Feb. 26 (UPI) -- One in 10 eligible voters in 2020 are naturalized U.S. citizens, a Pew Research Center study released Wednesday said.
Over 23 million immigrants who became citizens, a record, will be able to vote. The number increased by 93 percent since 2000, a period in which U.S.-born eligible voters grew by 18 percent. The number of immigrants living in the United States has risen from 9.6 million in 1965, when the Immigration and Nationality Act became law, to about 45 million today, currently constituting about 13.9 percent of the population. A rising number of immigrants, 7.2 million between 2009 and 2019, have chosen to become U.S. citizens, the study says.
Fifty-six percent of immigrants-turned-citizens live in California, Texas, New York or Florida, and two-thirds have been U.S. residents for over 20 years.
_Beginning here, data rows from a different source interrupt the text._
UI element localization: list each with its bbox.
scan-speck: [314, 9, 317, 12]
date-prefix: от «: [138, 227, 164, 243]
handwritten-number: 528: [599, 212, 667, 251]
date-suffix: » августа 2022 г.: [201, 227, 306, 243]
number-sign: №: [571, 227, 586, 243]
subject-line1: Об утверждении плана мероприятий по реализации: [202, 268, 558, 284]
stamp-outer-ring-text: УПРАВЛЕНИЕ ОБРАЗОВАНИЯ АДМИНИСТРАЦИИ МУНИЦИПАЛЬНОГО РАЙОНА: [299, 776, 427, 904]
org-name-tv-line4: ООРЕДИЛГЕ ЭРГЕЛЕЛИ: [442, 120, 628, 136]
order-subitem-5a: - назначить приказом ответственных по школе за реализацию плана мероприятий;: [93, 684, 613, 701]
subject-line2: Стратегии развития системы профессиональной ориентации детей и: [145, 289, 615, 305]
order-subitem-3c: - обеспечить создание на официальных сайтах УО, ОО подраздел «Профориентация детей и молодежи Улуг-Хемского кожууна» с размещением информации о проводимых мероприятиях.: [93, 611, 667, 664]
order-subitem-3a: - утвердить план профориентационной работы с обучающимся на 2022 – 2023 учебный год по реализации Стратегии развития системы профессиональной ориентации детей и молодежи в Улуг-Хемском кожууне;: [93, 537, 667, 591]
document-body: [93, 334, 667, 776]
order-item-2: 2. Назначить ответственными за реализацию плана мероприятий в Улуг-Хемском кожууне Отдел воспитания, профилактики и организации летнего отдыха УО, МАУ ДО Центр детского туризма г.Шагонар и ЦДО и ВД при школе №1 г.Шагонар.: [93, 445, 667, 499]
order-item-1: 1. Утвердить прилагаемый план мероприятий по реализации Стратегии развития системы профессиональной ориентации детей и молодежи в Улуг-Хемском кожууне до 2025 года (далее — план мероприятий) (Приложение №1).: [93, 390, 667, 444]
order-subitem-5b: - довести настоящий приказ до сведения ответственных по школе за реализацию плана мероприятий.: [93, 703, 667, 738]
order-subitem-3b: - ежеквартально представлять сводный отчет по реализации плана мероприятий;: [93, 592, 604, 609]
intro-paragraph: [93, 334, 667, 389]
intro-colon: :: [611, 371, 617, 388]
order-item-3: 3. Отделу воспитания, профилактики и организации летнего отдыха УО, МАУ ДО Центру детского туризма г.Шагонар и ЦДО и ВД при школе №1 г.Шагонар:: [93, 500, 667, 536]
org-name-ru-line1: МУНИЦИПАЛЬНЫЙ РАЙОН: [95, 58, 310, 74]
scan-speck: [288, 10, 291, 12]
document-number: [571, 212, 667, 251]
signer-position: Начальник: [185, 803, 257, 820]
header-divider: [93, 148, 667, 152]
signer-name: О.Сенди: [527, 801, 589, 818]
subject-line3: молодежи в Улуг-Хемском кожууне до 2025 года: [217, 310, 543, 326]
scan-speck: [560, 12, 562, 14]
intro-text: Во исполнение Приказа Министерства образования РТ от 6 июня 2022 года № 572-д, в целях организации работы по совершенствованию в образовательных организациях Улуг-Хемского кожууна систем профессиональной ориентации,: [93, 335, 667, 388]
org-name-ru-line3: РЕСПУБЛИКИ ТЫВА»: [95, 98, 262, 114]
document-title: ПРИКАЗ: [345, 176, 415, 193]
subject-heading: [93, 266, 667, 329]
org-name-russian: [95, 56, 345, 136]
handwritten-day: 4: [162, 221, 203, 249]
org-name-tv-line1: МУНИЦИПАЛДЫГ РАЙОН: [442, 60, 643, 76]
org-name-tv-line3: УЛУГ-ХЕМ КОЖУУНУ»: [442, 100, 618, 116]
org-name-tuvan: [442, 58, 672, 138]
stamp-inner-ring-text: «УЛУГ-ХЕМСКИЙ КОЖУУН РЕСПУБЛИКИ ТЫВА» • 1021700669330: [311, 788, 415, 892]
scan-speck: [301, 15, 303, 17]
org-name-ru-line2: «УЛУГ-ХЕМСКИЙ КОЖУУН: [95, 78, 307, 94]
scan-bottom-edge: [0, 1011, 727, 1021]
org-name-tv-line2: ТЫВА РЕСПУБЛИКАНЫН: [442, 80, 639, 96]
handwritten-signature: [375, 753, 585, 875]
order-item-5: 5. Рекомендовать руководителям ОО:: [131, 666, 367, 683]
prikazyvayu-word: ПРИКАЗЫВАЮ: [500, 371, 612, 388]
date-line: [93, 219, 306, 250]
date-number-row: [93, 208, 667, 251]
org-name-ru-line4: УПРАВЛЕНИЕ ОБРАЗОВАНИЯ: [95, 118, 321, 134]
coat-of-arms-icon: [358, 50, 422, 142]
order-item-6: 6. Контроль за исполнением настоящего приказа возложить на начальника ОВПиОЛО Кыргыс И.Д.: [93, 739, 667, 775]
The majority came from either Latin American or Asian countries. Mexican immigrants account for 16 percent of the total. Hispanics, at 7.5 million, accounted for 34 percent of all immigrant eligible voters in 2018. At 6.9 million, Asian immigrant eligible voters comprise 31 percent of the foreign-born electorate. Both figures are increased since 2000. White immigrant eligible voters are 22 percent of the group, a decline since 2000, and black immigrant eligible voters comprise 7 percent, up from 2000.
Combined, immigrants born in Mexico, the Philippines, India, China, Vietnam, Cuba, Korea, the Dominican Republic, Jamaica and El Salvador, account for about half of all immigrant eligible voters, the study reveals.
Issues of immigration policy are regarded as an important issue in the 2020 election. Policy changes proposed by the White House have resulted in polarized reactions from the voting public. The Pew report suggests that "these proposals may also affect how immigrants see their place in America and the potential role they could play in the 2020 presidential election."